Neil Young’s Archive website confirms that an expanded double-length reissue of Ragged Glory will be released in the coming year, after producer John Hanlon rediscovered more of the original recordings.

This 19th studio album, released in 1990, marked a return to form for Young, who’d found himself distracted during much of the ‘80s, and was also a reunion with Crazy Horse for the first time since 1987’s Life.

“Listening to these [unreleased] tracks is a real head scratcher,” according to a statement on the website. “They are equal to anything on the existing record, maybe better. Possibly, the thought at the time was to have a single album and not include the songs from the last half of the unique ‘set-oriented’ recording sessions.”

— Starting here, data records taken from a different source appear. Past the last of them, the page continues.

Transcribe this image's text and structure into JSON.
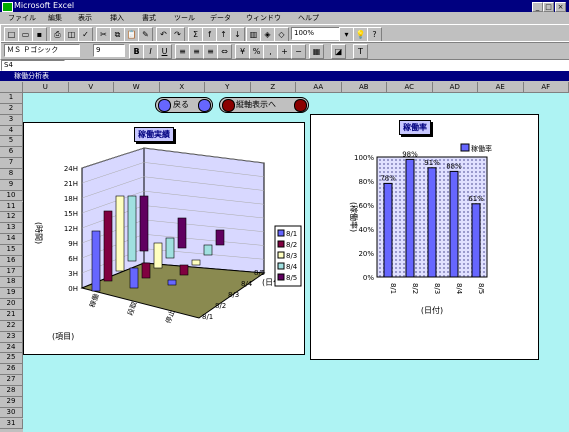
{
  "window": {
    "title": "Microsoft Excel"
  },
  "menu": [
    "ファイル",
    "編集",
    "表示",
    "挿入",
    "書式",
    "ツール",
    "データ",
    "ウィンドウ",
    "ヘルプ"
  ],
  "toolbar": {
    "zoom": "100%",
    "font": "ＭＳ Ｐゴシック",
    "size": "9"
  },
  "namebox": "S4",
  "sheet": {
    "title": "稼働分析表"
  },
  "columns": [
    "U",
    "V",
    "W",
    "X",
    "Y",
    "Z",
    "AA",
    "AB",
    "AC",
    "AD",
    "AE",
    "AF"
  ],
  "rows": [
    "1",
    "2",
    "3",
    "4",
    "5",
    "6",
    "7",
    "8",
    "9",
    "10",
    "11",
    "12",
    "13",
    "14",
    "15",
    "16",
    "17",
    "18",
    "19",
    "20",
    "21",
    "22",
    "23",
    "24",
    "25",
    "26",
    "27",
    "28",
    "29",
    "30",
    "31"
  ],
  "buttons": {
    "back": "戻る",
    "vertical": "縦軸表示へ"
  },
  "chart_left": {
    "title": "稼働実績",
    "ylabel": "(時間)",
    "yticks": [
      "24H",
      "21H",
      "18H",
      "15H",
      "12H",
      "9H",
      "6H",
      "3H",
      "0H"
    ],
    "xlabel": "(項目)",
    "zlabel": "(日付)",
    "categories": [
      "稼働",
      "段取",
      "停止"
    ],
    "dates": [
      "8/1",
      "8/2",
      "8/3",
      "8/4",
      "8/5"
    ],
    "legend": [
      "8/1",
      "8/2",
      "8/3",
      "8/4",
      "8/5"
    ]
  },
  "chart_right": {
    "title": "稼働率",
    "legend": "稼働率",
    "ylabel": "(稼働率)",
    "xlabel": "(日付)",
    "yticks": [
      "100%",
      "80%",
      "60%",
      "40%",
      "20%",
      "0%"
    ],
    "categories": [
      "8/1",
      "8/2",
      "8/3",
      "8/4",
      "8/5"
    ],
    "labels": [
      "78%",
      "98%",
      "91%",
      "88%",
      "61%"
    ]
  },
  "chart_data": [
    {
      "type": "bar",
      "title": "稼働実績",
      "ylabel": "(時間)",
      "xlabel": "(項目)",
      "categories": [
        "稼働",
        "段取",
        "停止"
      ],
      "series": [
        {
          "name": "8/1",
          "values": [
            12,
            4,
            1
          ]
        },
        {
          "name": "8/2",
          "values": [
            14,
            3,
            2
          ]
        },
        {
          "name": "8/3",
          "values": [
            15,
            5,
            1
          ]
        },
        {
          "name": "8/4",
          "values": [
            13,
            4,
            2
          ]
        },
        {
          "name": "8/5",
          "values": [
            11,
            6,
            3
          ]
        }
      ],
      "ylim": [
        0,
        24
      ]
    },
    {
      "type": "bar",
      "title": "稼働率",
      "ylabel": "(稼働率)",
      "xlabel": "(日付)",
      "categories": [
        "8/1",
        "8/2",
        "8/3",
        "8/4",
        "8/5"
      ],
      "series": [
        {
          "name": "稼働率",
          "values": [
            78,
            98,
            91,
            88,
            61
          ]
        }
      ],
      "ylim": [
        0,
        100
      ]
    }
  ],
  "colors": {
    "bar_blue": "#6666ff",
    "sheet_bg": "#aef3f3",
    "title_bar": "#000080"
  }
}
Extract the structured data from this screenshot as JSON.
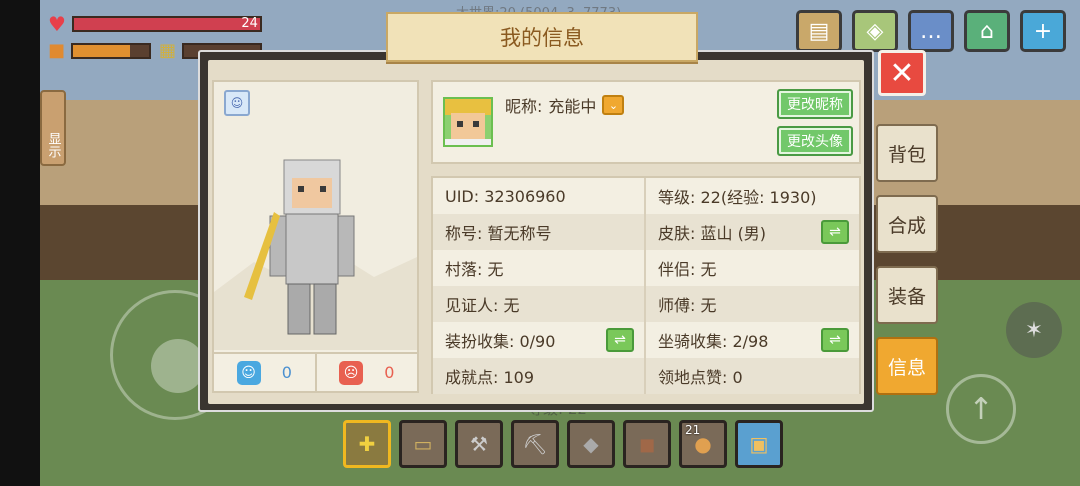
{
  "hud": {
    "health_value": "24",
    "health_fraction": 1.0,
    "hunger_fraction": 0.75,
    "xp_fraction": 0.0,
    "world_info": "大世界:20 (5004, 3, 7773)",
    "side_hint": "显示",
    "level_text": "等级: 22"
  },
  "top_buttons": [
    "book-icon",
    "map-icon",
    "chat-icon",
    "shop-icon",
    "plus-icon"
  ],
  "dialog": {
    "title": "我的信息",
    "close_glyph": "✕"
  },
  "profile": {
    "nickname_label": "昵称:",
    "nickname": "充能中",
    "rename_button": "更改昵称",
    "change_avatar_button": "更改头像",
    "likes": "0",
    "dislikes": "0"
  },
  "info": {
    "uid": "UID: 32306960",
    "level": "等级: 22(经验: 1930)",
    "title": "称号: 暂无称号",
    "skin": "皮肤: 蓝山 (男)",
    "village": "村落: 无",
    "partner": "伴侣: 无",
    "witness": "见证人: 无",
    "master": "师傅: 无",
    "outfit": "装扮收集: 0/90",
    "mount": "坐骑收集: 2/98",
    "achievement": "成就点: 109",
    "territory_likes": "领地点赞: 0"
  },
  "side_tabs": {
    "backpack": "背包",
    "craft": "合成",
    "equip": "装备",
    "info": "信息"
  },
  "hotbar": {
    "count_slot7": "21",
    "items": [
      "kite-icon",
      "scroll-icon",
      "axe-icon",
      "pickaxe-icon",
      "flint-icon",
      "leather-icon",
      "bread-icon",
      "backpack-icon"
    ]
  }
}
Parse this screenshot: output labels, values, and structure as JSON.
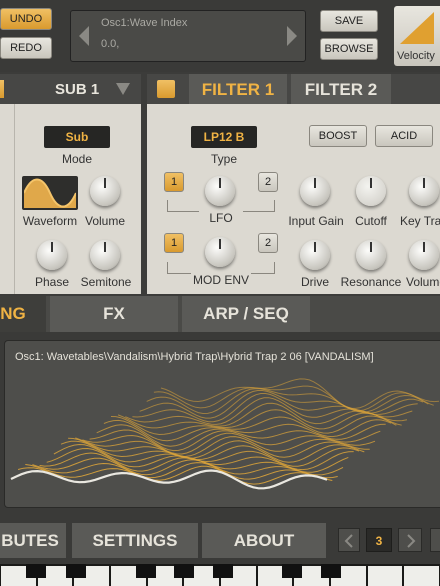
{
  "toolbar": {
    "undo_label": "UNDO",
    "redo_label": "REDO",
    "param_name": "Osc1:Wave Index",
    "param_value": "0.0,",
    "save_label": "SAVE",
    "browse_label": "BROWSE",
    "velocity_label": "Velocity"
  },
  "sub_panel": {
    "title": "SUB 1",
    "mode_value": "Sub",
    "mode_label": "Mode",
    "waveform_label": "Waveform",
    "volume_label": "Volume",
    "phase_label": "Phase",
    "semitone_label": "Semitone"
  },
  "filter_panel": {
    "tabs": [
      "FILTER 1",
      "FILTER 2"
    ],
    "type_value": "LP12 B",
    "type_label": "Type",
    "boost_label": "BOOST",
    "acid_label": "ACID",
    "lfo": {
      "label": "LFO",
      "btn1": "1",
      "btn2": "2"
    },
    "mod_env": {
      "label": "MOD ENV",
      "btn1": "1",
      "btn2": "2"
    },
    "knob_labels": [
      "Input Gain",
      "Cutoff",
      "Key Trac",
      "Drive",
      "Resonance",
      "Volume"
    ]
  },
  "section_tabs": [
    "NG",
    "FX",
    "ARP / SEQ"
  ],
  "wavetable": {
    "title": "Osc1: Wavetables\\Vandalism\\Hybrid Trap\\Hybrid Trap 2 06 [VANDALISM]"
  },
  "bottom_nav": {
    "tabs": [
      "BUTES",
      "SETTINGS",
      "ABOUT"
    ],
    "prev_icon": "chevron-left-icon",
    "page_value": "3",
    "next_icon": "chevron-right-icon"
  },
  "colors": {
    "accent": "#f0b344",
    "panel": "#dcd9d1",
    "dark": "#2c2c2a"
  }
}
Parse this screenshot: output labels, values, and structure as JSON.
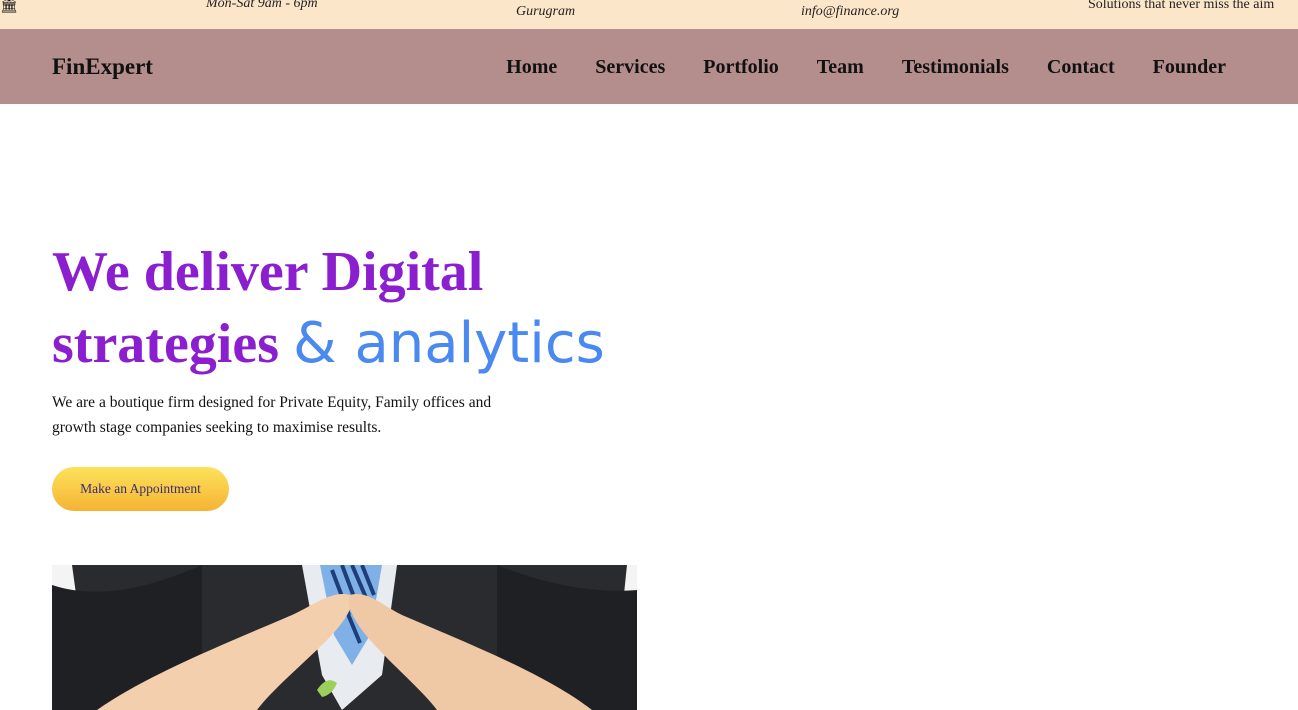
{
  "topbar": {
    "icon": "bank-icon",
    "hours": "Mon-Sat 9am - 6pm",
    "address": "Gurugram",
    "email": "info@finance.org",
    "tagline": "Solutions that never miss the aim"
  },
  "nav": {
    "brand": "FinExpert",
    "links": [
      "Home",
      "Services",
      "Portfolio",
      "Team",
      "Testimonials",
      "Contact",
      "Founder"
    ]
  },
  "hero": {
    "title_main": "We deliver Digital strategies",
    "title_accent": "& analytics",
    "description": "We are a boutique firm designed for Private Equity, Family offices and growth stage companies seeking to maximise results.",
    "cta_label": "Make an Appointment"
  },
  "colors": {
    "topbar_bg": "#fce6c9",
    "navbar_bg": "#b48e8c",
    "title_purple": "#8b1fd0",
    "accent_blue": "#4a8af0",
    "cta_yellow": "#fbd24c"
  }
}
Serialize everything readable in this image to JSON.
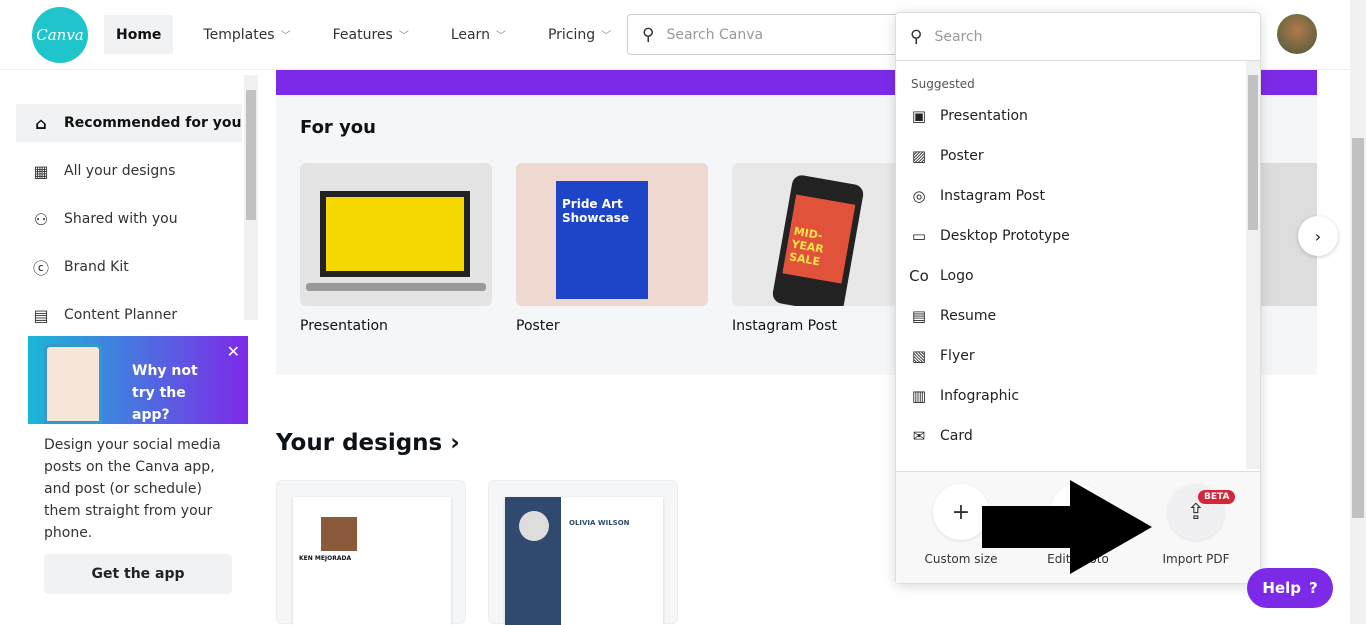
{
  "header": {
    "logo": "Canva",
    "nav": [
      {
        "label": "Home"
      },
      {
        "label": "Templates"
      },
      {
        "label": "Features"
      },
      {
        "label": "Learn"
      },
      {
        "label": "Pricing"
      }
    ],
    "search_placeholder": "Search Canva"
  },
  "sidebar": {
    "items": [
      {
        "label": "Recommended for you",
        "icon": "home-icon"
      },
      {
        "label": "All your designs",
        "icon": "grid-icon"
      },
      {
        "label": "Shared with you",
        "icon": "users-icon"
      },
      {
        "label": "Brand Kit",
        "icon": "brand-icon"
      },
      {
        "label": "Content Planner",
        "icon": "calendar-icon"
      }
    ]
  },
  "promo": {
    "title": "Why not try the app?",
    "body": "Design your social media posts on the Canva app, and post (or schedule) them straight from your phone.",
    "button": "Get the app"
  },
  "for_you": {
    "title": "For you",
    "cards": [
      {
        "label": "Presentation"
      },
      {
        "label": "Poster",
        "thumb_text": "Pride Art Showcase"
      },
      {
        "label": "Instagram Post",
        "thumb_text": "MID-YEAR SALE"
      }
    ]
  },
  "your_designs": {
    "title": "Your designs ›",
    "cards": [
      {
        "name": "KEN MEJORADA"
      },
      {
        "name": "OLIVIA WILSON"
      }
    ]
  },
  "dropdown": {
    "search_placeholder": "Search",
    "suggested_label": "Suggested",
    "options": [
      {
        "label": "Presentation",
        "icon": "▣"
      },
      {
        "label": "Poster",
        "icon": "▨"
      },
      {
        "label": "Instagram Post",
        "icon": "◎"
      },
      {
        "label": "Desktop Prototype",
        "icon": "▭"
      },
      {
        "label": "Logo",
        "icon": "Co"
      },
      {
        "label": "Resume",
        "icon": "▤"
      },
      {
        "label": "Flyer",
        "icon": "▧"
      },
      {
        "label": "Infographic",
        "icon": "▥"
      },
      {
        "label": "Card",
        "icon": "✉"
      }
    ],
    "actions": [
      {
        "label": "Custom size",
        "icon": "+"
      },
      {
        "label": "Edit photo",
        "icon": "✎"
      },
      {
        "label": "Import PDF",
        "icon": "⇪",
        "badge": "BETA"
      }
    ]
  },
  "help": {
    "label": "Help",
    "icon": "?"
  },
  "colors": {
    "brand": "#20c4cb",
    "accent": "#7d2ae8",
    "badge": "#d6263a"
  }
}
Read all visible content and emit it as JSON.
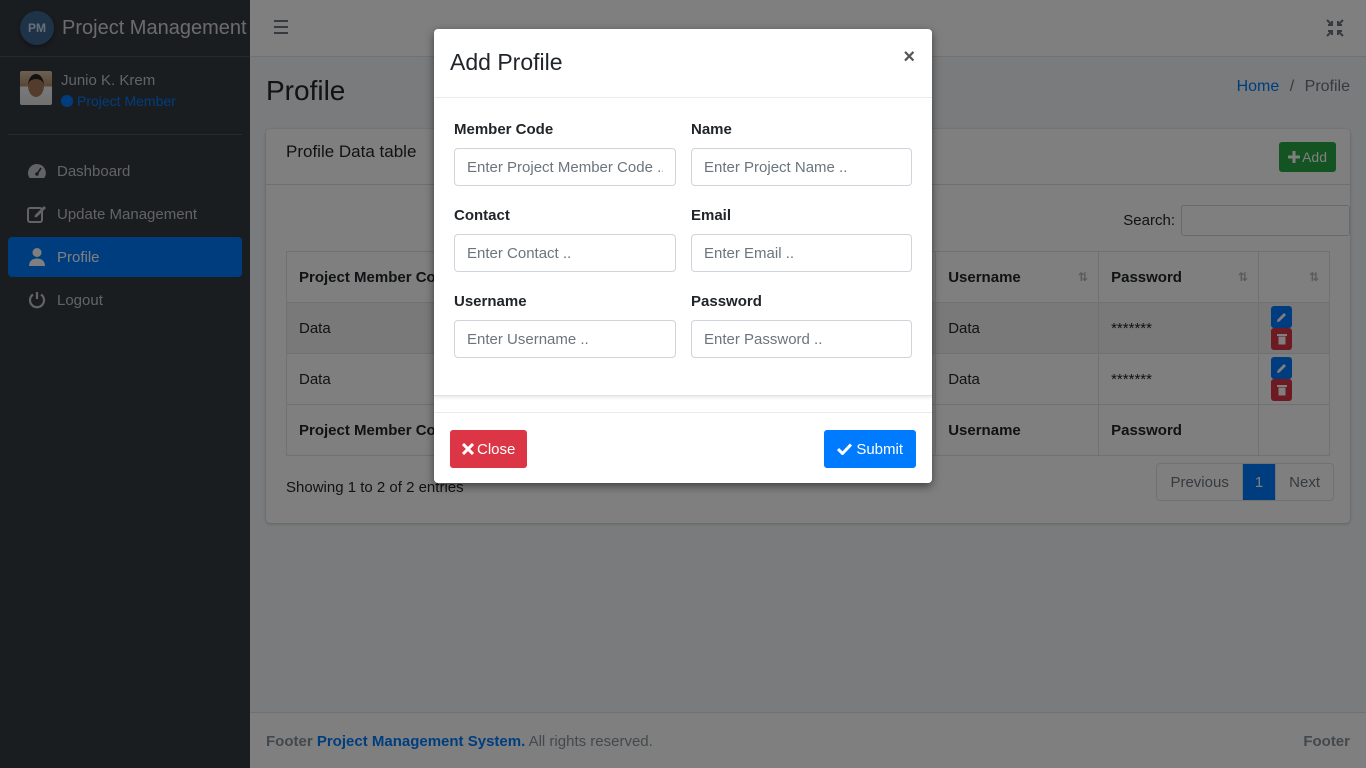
{
  "brand": {
    "logo_text": "PM",
    "name": "Project Management"
  },
  "user": {
    "name": "Junio K. Krem",
    "role": "Project Member"
  },
  "nav": [
    {
      "label": "Dashboard",
      "icon": "dashboard-icon"
    },
    {
      "label": "Update Management",
      "icon": "edit-icon"
    },
    {
      "label": "Profile",
      "icon": "user-icon",
      "active": true
    },
    {
      "label": "Logout",
      "icon": "power-icon"
    }
  ],
  "page": {
    "title": "Profile"
  },
  "breadcrumb": {
    "home": "Home",
    "separator": "/",
    "current": "Profile"
  },
  "card": {
    "title": "Profile Data table",
    "add_label": "Add"
  },
  "table": {
    "search_label": "Search:",
    "columns": [
      "Project Member Code",
      "Username",
      "Password",
      ""
    ],
    "rows": [
      {
        "code": "Data",
        "username": "Data",
        "password": "*******"
      },
      {
        "code": "Data",
        "username": "Data",
        "password": "*******"
      }
    ],
    "footer_columns": [
      "Project Member Code",
      "Username",
      "Password"
    ],
    "showing": "Showing 1 to 2 of 2 entries"
  },
  "pagination": {
    "previous": "Previous",
    "current": "1",
    "next": "Next"
  },
  "footer": {
    "prefix": "Footer",
    "link": "Project Management System.",
    "suffix": "All rights reserved.",
    "right": "Footer"
  },
  "modal": {
    "title": "Add Profile",
    "close_x": "×",
    "fields": {
      "member_code": {
        "label": "Member Code",
        "placeholder": "Enter Project Member Code .."
      },
      "name": {
        "label": "Name",
        "placeholder": "Enter Project Name .."
      },
      "contact": {
        "label": "Contact",
        "placeholder": "Enter Contact .."
      },
      "email": {
        "label": "Email",
        "placeholder": "Enter Email .."
      },
      "username": {
        "label": "Username",
        "placeholder": "Enter Username .."
      },
      "password": {
        "label": "Password",
        "placeholder": "Enter Password .."
      }
    },
    "close_label": "Close",
    "submit_label": "Submit"
  },
  "colors": {
    "primary": "#007bff",
    "success": "#28a745",
    "danger": "#dc3545",
    "sidebar": "#343a40"
  }
}
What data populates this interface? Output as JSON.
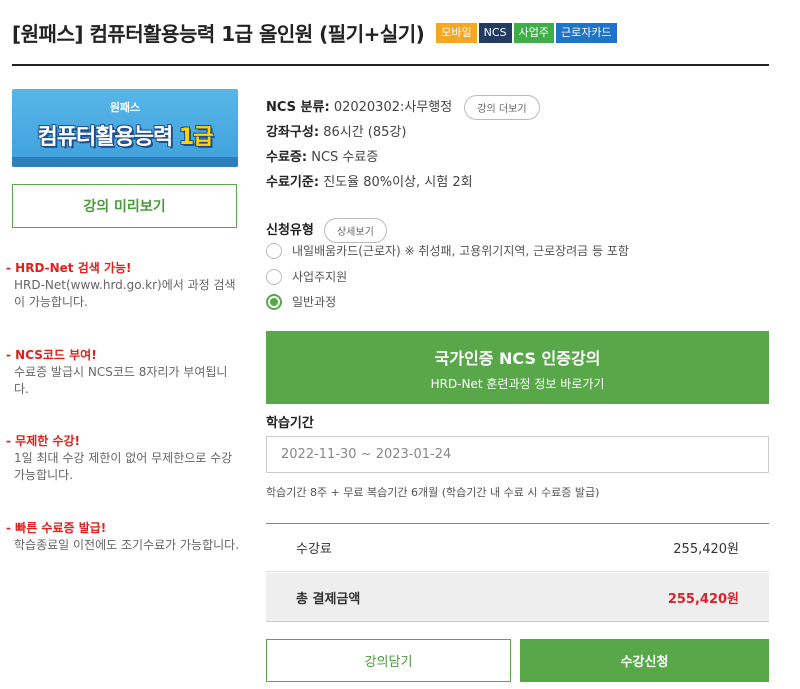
{
  "course": {
    "title": "[원패스] 컴퓨터활용능력 1급 올인원 (필기+실기)",
    "badges": [
      {
        "label": "모바일",
        "color": "#f5a623"
      },
      {
        "label": "NCS",
        "color": "#233b60"
      },
      {
        "label": "사업주",
        "color": "#3fae49"
      },
      {
        "label": "근로자카드",
        "color": "#1f73c9"
      }
    ]
  },
  "banner": {
    "small_text": "원패스",
    "main_text": "컴퓨터활용능력",
    "level_text": "1급"
  },
  "sidebar": {
    "preview_label": "강의 미리보기",
    "features": [
      {
        "head": "- HRD-Net 검색 가능!",
        "body": "HRD-Net(www.hrd.go.kr)에서 과정 검색이 가능합니다."
      },
      {
        "head": "- NCS코드 부여!",
        "body": "수료증 발급시 NCS코드 8자리가 부여됩니다."
      },
      {
        "head": "- 무제한 수강!",
        "body": "1일 최대 수강 제한이 없어 무제한으로 수강 가능합니다."
      },
      {
        "head": "- 빠른 수료증 발급!",
        "body": "학습종료일 이전에도 조기수료가 가능합니다."
      }
    ]
  },
  "info": {
    "ncs_label": "NCS 분류:",
    "ncs_value": "02020302:사무행정",
    "more_label": "강의 더보기",
    "composition_label": "강좌구성:",
    "composition_value": "86시간 (85강)",
    "cert_label": "수료증:",
    "cert_value": "NCS 수료증",
    "criteria_label": "수료기준:",
    "criteria_value": "진도율 80%이상, 시험 2회"
  },
  "apply_type": {
    "label": "신청유형",
    "detail_label": "상세보기",
    "options": [
      {
        "label": "내일배움카드(근로자) ※ 취성패, 고용위기지역, 근로장려금 등 포함",
        "checked": false
      },
      {
        "label": "사업주지원",
        "checked": false
      },
      {
        "label": "일반과정",
        "checked": true
      }
    ]
  },
  "ncs_button": {
    "line1": "국가인증 NCS 인증강의",
    "line2": "HRD-Net 훈련과정 정보 바로가기"
  },
  "period": {
    "label": "학습기간",
    "value": "2022-11-30 ~ 2023-01-24",
    "note": "학습기간 8주 + 무료 복습기간 6개월 (학습기간 내 수료 시 수료증 발급)"
  },
  "price": {
    "fee_label": "수강료",
    "fee_value": "255,420원",
    "total_label": "총 결제금액",
    "total_value": "255,420원"
  },
  "actions": {
    "cart_label": "강의담기",
    "apply_label": "수강신청"
  }
}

Explaining the “unique” nature of those sessions, the statement added: “The band played a set of songs twice a day at Plywood Analog for a couple of weeks, then went back, listened and chose best tracks after the two weeks were up. … The same tracks were never repeated in a recording set, played only once as [a] set. … No repeats. This approach took ‘analysis’ out of the game during the sessions, allowing the Horse not to think; thinking is deadly for the Horse.”

Watch Neil Young & Crazy Horse Perform ‘Mansion on the Hill’

Titled Ragged Glory II, the double album will contain 38 more minutes of music in vinyl, compact disc and digital formats. A 2019 release was described as probable; “other announced projects” could be delayed as a result.